The fear for Microsoft is that as more people use smartphones and tablet PCs to access the internet, it may see its market share decline.

These concerns have grown after Windows 8, which is designed to make PCs work more like tablet computers, was greeted with mixed reviews at its launch last October.

More positively, analysts said that Mr Klien's departure from the firm suggested that an imminent departure of chief executive Steve Ballmer was unlikely.

"The CFO departure is a little bit troubling. We've had a lot of executives leaving Microsoft recently," said Brendan Barnicle, an analyst with Pacific Crest Securities.

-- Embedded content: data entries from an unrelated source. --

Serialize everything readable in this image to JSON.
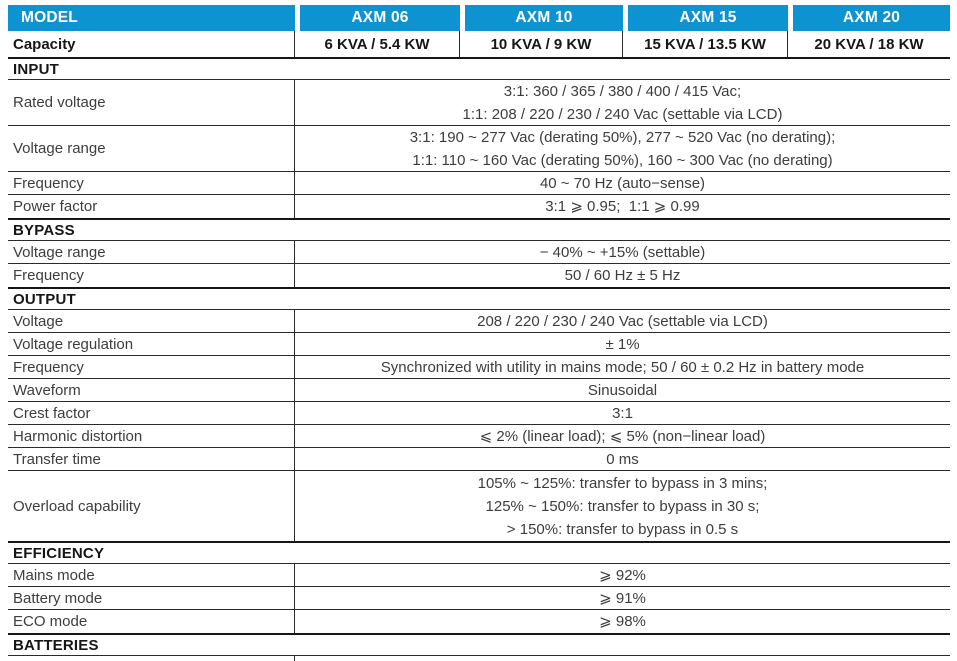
{
  "accent_color": "#0d93d2",
  "header": {
    "model_label": "MODEL",
    "models": [
      "AXM 06",
      "AXM 10",
      "AXM 15",
      "AXM 20"
    ]
  },
  "capacity": {
    "label": "Capacity",
    "values": [
      "6 KVA / 5.4 KW",
      "10 KVA / 9 KW",
      "15 KVA / 13.5 KW",
      "20 KVA / 18 KW"
    ]
  },
  "sections": [
    {
      "title": "INPUT",
      "rows": [
        {
          "label": "Rated voltage",
          "lines": [
            "3:1: 360 / 365 / 380 / 400 / 415 Vac;",
            "1:1: 208 / 220 / 230 / 240 Vac (settable via LCD)"
          ]
        },
        {
          "label": "Voltage range",
          "lines": [
            "3:1: 190 ~ 277 Vac (derating 50%), 277 ~ 520 Vac (no derating);",
            "1:1: 110 ~ 160 Vac (derating 50%), 160 ~ 300 Vac (no derating)"
          ]
        },
        {
          "label": "Frequency",
          "lines": [
            "40 ~ 70 Hz (auto−sense)"
          ]
        },
        {
          "label": "Power factor",
          "lines": [
            "3:1 ⩾ 0.95;  1:1 ⩾ 0.99"
          ]
        }
      ]
    },
    {
      "title": "BYPASS",
      "rows": [
        {
          "label": "Voltage range",
          "lines": [
            "− 40% ~ +15% (settable)"
          ]
        },
        {
          "label": "Frequency",
          "lines": [
            "50 / 60 Hz ± 5 Hz"
          ]
        }
      ]
    },
    {
      "title": "OUTPUT",
      "rows": [
        {
          "label": "Voltage",
          "lines": [
            "208 / 220 / 230 / 240 Vac (settable via LCD)"
          ]
        },
        {
          "label": "Voltage regulation",
          "lines": [
            "± 1%"
          ]
        },
        {
          "label": "Frequency",
          "lines": [
            "Synchronized with utility in mains mode; 50 / 60 ± 0.2 Hz in battery mode"
          ]
        },
        {
          "label": "Waveform",
          "lines": [
            "Sinusoidal"
          ]
        },
        {
          "label": "Crest factor",
          "lines": [
            "3:1"
          ]
        },
        {
          "label": "Harmonic distortion",
          "lines": [
            "⩽ 2% (linear load); ⩽ 5% (non−linear load)"
          ]
        },
        {
          "label": "Transfer time",
          "lines": [
            "0 ms"
          ]
        },
        {
          "label": "Overload capability",
          "lines": [
            "105% ~ 125%: transfer to bypass in 3 mins;",
            "125% ~ 150%: transfer to bypass in 30 s;",
            "> 150%: transfer to bypass in 0.5 s"
          ]
        }
      ]
    },
    {
      "title": "EFFICIENCY",
      "rows": [
        {
          "label": "Mains mode",
          "lines": [
            "⩾ 92%"
          ]
        },
        {
          "label": "Battery mode",
          "lines": [
            "⩾ 91%"
          ]
        },
        {
          "label": "ECO mode",
          "lines": [
            "⩾ 98%"
          ]
        }
      ]
    },
    {
      "title": "BATTERIES",
      "rows": []
    }
  ]
}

"This also makes a departure by Steve Ballmer less likely. It would be very unusual to have a CEO leave soon after a CFO departure."

Yen impact

Also on Thursday, IBM reported first quarter earnings of $3bn, down 1% from a year earlier, with revenues falling 5% to $23.41bn - lower than analysts' expectations.

IBM said its results had been hit by delays in completing deals, with about $400m worth of contracts that were expected to be counted in the first quarter of the year now being moved into the second.

In addition, the company said that the recent weakening of the yen had affected its earnings. The depreciation of the yen means that it earns fewer dollars from sales in Japan.

"Despite a solid start and good client demand, we did not close a number of software and mainframe transactions that have moved into the second quarter,'' said IBM's chief executive, Ginni Rometty.

"The services business performed as expected with strong profit growth and significant new business in the quarter.''

IBM's chief financial officer Mark Loughridge said it was "hard to measure" whether the recent series of US budget cuts - the sequester - had affected the firm.

"I can tell you that our US federal business was down 13%, which was certainly a drag on the US performance," he said.